De inmediato me mordió el cuello, en el lado derecho, enterrando sus colmillos para drenar parte de mi sangre. Gemí bajo mientras me impulsaba. Cada estocada era más salvaje y pronto me sentí mareado, alejándome de aquella apetecible boca y sus agradables muslos que me presionaban. La giré en la cama, tirándola hasta el borde, para luego con la mano izquierda, como si fuese una garra, atrapar sus muñecas. Volví a entrar en su interior arrebatando su aliento.

—Más... más... más... ¡Quiero ser tuya!—gritó abriendo sus piernas mientras el pendón, que colgaba en uno de los extremos de la habitación, parecía saludarla como una burla cruel.

—Siempre has sido mía—dije inclinándome sobre la cruz de su espalda.

Su piel estaba cubierta de pequeñas gotas de sudor, que parecían pepitas de granada, al igual que la mía. Mis testículos golpeaban continuamente, con un ritmo fuerte, su interior mientras mi miembro se abría paso en su vagina. Cada milímetro de mi sexo lo sentía. Las venas, la piel, la humedad de aquel cartílago endurecido que vibraba gracias a ella.

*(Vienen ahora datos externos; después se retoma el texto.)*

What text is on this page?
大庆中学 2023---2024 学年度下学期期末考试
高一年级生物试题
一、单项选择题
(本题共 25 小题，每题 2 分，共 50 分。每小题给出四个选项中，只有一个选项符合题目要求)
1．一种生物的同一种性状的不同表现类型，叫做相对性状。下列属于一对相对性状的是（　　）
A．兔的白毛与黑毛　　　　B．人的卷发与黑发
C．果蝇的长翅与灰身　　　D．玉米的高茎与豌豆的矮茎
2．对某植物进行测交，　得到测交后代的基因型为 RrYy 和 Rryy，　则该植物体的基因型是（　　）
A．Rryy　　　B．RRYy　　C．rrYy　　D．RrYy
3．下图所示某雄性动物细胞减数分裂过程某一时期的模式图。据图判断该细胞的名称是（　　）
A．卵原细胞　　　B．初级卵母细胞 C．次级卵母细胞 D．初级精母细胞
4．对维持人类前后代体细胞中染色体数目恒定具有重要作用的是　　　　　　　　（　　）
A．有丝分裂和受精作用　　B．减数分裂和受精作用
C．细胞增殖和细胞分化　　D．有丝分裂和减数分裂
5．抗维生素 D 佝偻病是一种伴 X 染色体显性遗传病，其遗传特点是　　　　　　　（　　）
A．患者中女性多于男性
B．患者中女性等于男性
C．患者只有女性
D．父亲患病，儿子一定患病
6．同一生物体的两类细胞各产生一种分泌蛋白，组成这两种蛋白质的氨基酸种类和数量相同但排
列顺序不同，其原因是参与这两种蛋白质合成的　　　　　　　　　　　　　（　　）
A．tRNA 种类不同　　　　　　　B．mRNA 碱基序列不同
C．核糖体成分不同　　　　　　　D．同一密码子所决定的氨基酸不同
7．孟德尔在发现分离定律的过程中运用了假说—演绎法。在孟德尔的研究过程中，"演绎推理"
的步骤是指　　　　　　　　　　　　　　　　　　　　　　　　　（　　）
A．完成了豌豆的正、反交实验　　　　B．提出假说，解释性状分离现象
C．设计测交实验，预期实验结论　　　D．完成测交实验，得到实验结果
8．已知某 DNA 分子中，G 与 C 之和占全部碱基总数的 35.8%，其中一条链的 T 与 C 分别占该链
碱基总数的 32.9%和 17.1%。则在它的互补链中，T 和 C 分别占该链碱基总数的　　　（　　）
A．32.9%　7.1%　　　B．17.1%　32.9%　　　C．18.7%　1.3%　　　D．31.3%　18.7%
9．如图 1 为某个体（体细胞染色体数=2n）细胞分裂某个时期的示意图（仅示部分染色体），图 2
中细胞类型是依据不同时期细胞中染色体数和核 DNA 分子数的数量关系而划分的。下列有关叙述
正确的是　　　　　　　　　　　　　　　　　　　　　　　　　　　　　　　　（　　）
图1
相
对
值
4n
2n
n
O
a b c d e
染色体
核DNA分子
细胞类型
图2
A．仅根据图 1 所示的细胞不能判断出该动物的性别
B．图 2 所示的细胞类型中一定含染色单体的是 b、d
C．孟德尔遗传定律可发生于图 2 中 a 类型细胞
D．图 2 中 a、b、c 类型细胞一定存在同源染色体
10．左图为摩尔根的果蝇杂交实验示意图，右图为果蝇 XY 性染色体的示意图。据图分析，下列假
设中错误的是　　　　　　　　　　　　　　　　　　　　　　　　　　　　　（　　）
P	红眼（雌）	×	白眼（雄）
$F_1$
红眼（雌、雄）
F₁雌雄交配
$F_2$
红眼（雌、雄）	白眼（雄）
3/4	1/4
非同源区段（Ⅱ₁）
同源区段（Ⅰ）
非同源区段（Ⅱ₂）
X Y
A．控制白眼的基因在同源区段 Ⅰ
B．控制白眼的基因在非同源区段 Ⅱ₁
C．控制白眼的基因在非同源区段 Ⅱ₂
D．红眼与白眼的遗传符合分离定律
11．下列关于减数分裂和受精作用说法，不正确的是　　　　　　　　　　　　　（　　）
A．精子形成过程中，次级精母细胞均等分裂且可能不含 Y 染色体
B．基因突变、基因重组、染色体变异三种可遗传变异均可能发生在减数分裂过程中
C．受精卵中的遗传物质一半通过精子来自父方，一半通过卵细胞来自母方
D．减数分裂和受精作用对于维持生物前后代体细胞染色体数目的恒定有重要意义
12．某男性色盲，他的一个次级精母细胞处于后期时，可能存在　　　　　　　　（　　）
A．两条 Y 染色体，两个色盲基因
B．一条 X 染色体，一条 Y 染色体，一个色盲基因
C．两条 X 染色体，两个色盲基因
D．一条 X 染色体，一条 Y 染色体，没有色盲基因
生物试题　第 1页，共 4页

Bajé mi mano derecha entre sus piernas, acariciando su clítoris, mientras la izquierda se hundía entre su mata de rizos. Enredé mis dedos y tiré de ellos, levantando su rostro, sin dejar de penetrarla. El ritmo aumentaba cada vez más, sus ojos se cerraban y sus labios se mordisqueaban deleitándose.

—Debimos... ir a ese lugar... a la taberna... pero quien te hubiese follado sería yo. Te hubiese envenenado con mi simiente, madre, hasta que ebria, de placer, hubieses muerto al yacer con el único hombre que te domina—jadeaba hablando en francés.

Ella movía sus caderas como puta insatisfecha. Se aferró a las sábanas, tirando de ellas hacia su cuerpo, mientras sus piernas se abrían buscando que yo llegase al límite. Pero no fue así, pues la incorporé dejándola de rodillas, y hundí mi miembro entre sus labios. Estuve tentado a eyacular, pero no lo hice. Restregué el glande por sus labios, sus mejillas y pómulos, para luego tirarla a la cama, abriendo sus piernas de nuevo. Sus tobillos quedaron sobre mis hombros, mientras sentía que era esclavo de las ataduras que eran mis ropas, y resoplé comenzando a moverme. Tras varias hondas estocadas me derramé, con profundo gozo, mientras la miraba encendido por el placer.

—Disfruta de tu alcoba, madre—susurré saliendo de ella, para luego humedecer mis dedos en su vagina y ofrecerle el viscoso resultado de nuestro acto. Ella había llegado al límite casi al mismo tiempo, sintiéndose atrapada y satisfecha.

Me hundí de nuevo entre sus muslos, mordí el derecho y bebí sangre directamente de una de las venas principales de su pierna. Después, con cierta gracia, me subí la cremallera y caminé hacia la salida.

—La próxima, madre, no seré tan benévolo—sentencié al cerrar la puerta.